Search code examples
pythonpython-asynciopython-multithreading

Is asyncio in Python user-level threading model, cooperative scheduling?


I have been working for a long time with asyncio in Python, however I would like to clarify some thoughts on how asyncio actually works. I will break down my thoughts so that I can give context and that you can correct me if I have any errors in the bases. I understand that Python programs are kernel-level threading model, but with GIL. So, a python program will run in a kernel process and each python will invoke an OS thread, but due to the GIL, only each of these threads will run at a time. I also understand that the only way to get multiple threads in a Python program is through the "threading" module. That is, in a normal Python program without using this module I will simply have a process with a single thread running. Then the asyncio library arrives, my question is if asyncio would be an implementation of the user-level threading model, cooperative scheduling. The event loop manages all user threads (coroutines) and each of these coroutines has a cooperative approach since through await they determine when they return control to the scheduler. Additionally, all of these user threads are mapped to a single OS thread. I am right? Is this how it works?


Solution

  • Yes, the asyncio is definitely based on a cooperative scheduling. Yes, a task switch can occur only at an await, if the value is not available yet. And yes, it runs in a single CPU thread - with the implication, that it can do only one "thing" at a time, but it can have several other "things" in progress (i.e. asyncio is concurent, but not parallel).

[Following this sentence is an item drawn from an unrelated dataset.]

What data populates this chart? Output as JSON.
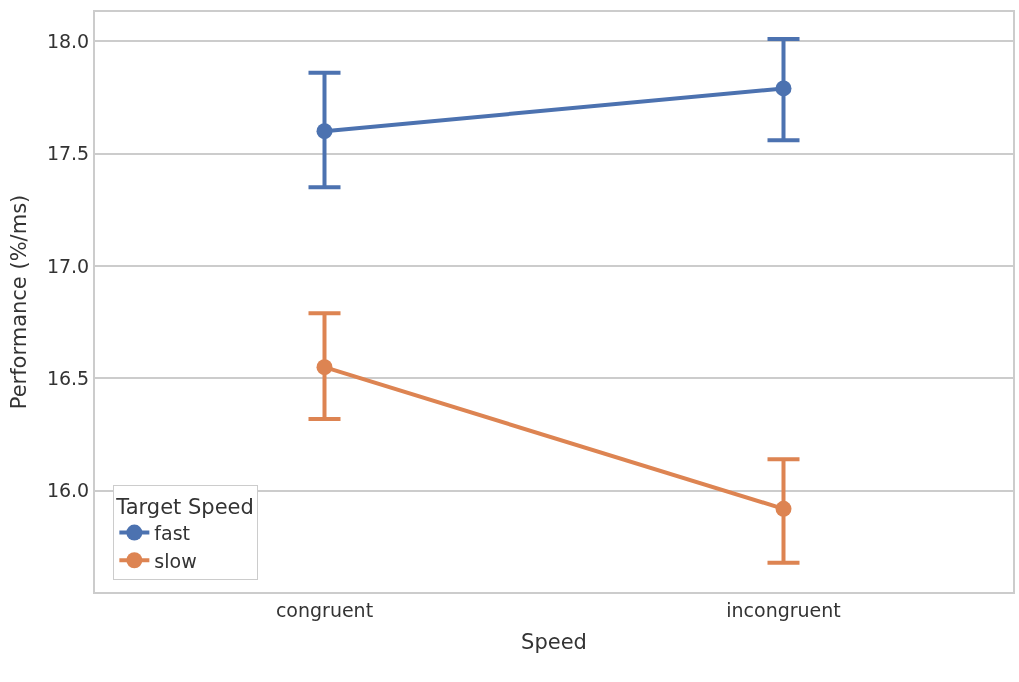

    And I think if we replace the term "user-thread" with "asyncio task", you are almost right. We programmers are often having own mental models of something - in this case the asyncio - with our own terminology. Let me add few notes somehow related to the terminology:

    1. a coroutine and a task are not the same. From the docs: "Tasks are used to schedule coroutines concurrently."

    2. The event loop does not manage tasks (the scheduler does). The event loop manages pieces of code handling possibly blocking I/O. Only when the I/O channel is ready (i.e. will not block) it calls the corresponding handler. You could write an async program using just the event loop.

      And you could implement the event loop without any async python functionality. I would say 100-200 lines of code would be enough. The ability to do something asynchronously is based on the underlying OS, not on the prorgamming language.

      Even if the event loop is the core of asyncio, it is a simple core and the problem is that an application code using just the event loop would be a real pain to write. The simplest example: the event loop "pushes" the incoming junks of data as they arrive, but a program wants to read ("pull") the data line by line. So the third main benefit of asyncio (first two were the event loop and the task scheduler) is that it provides a well-tested layer with buffers and lots of other stuff between a high-level application code and the low-level event-loop.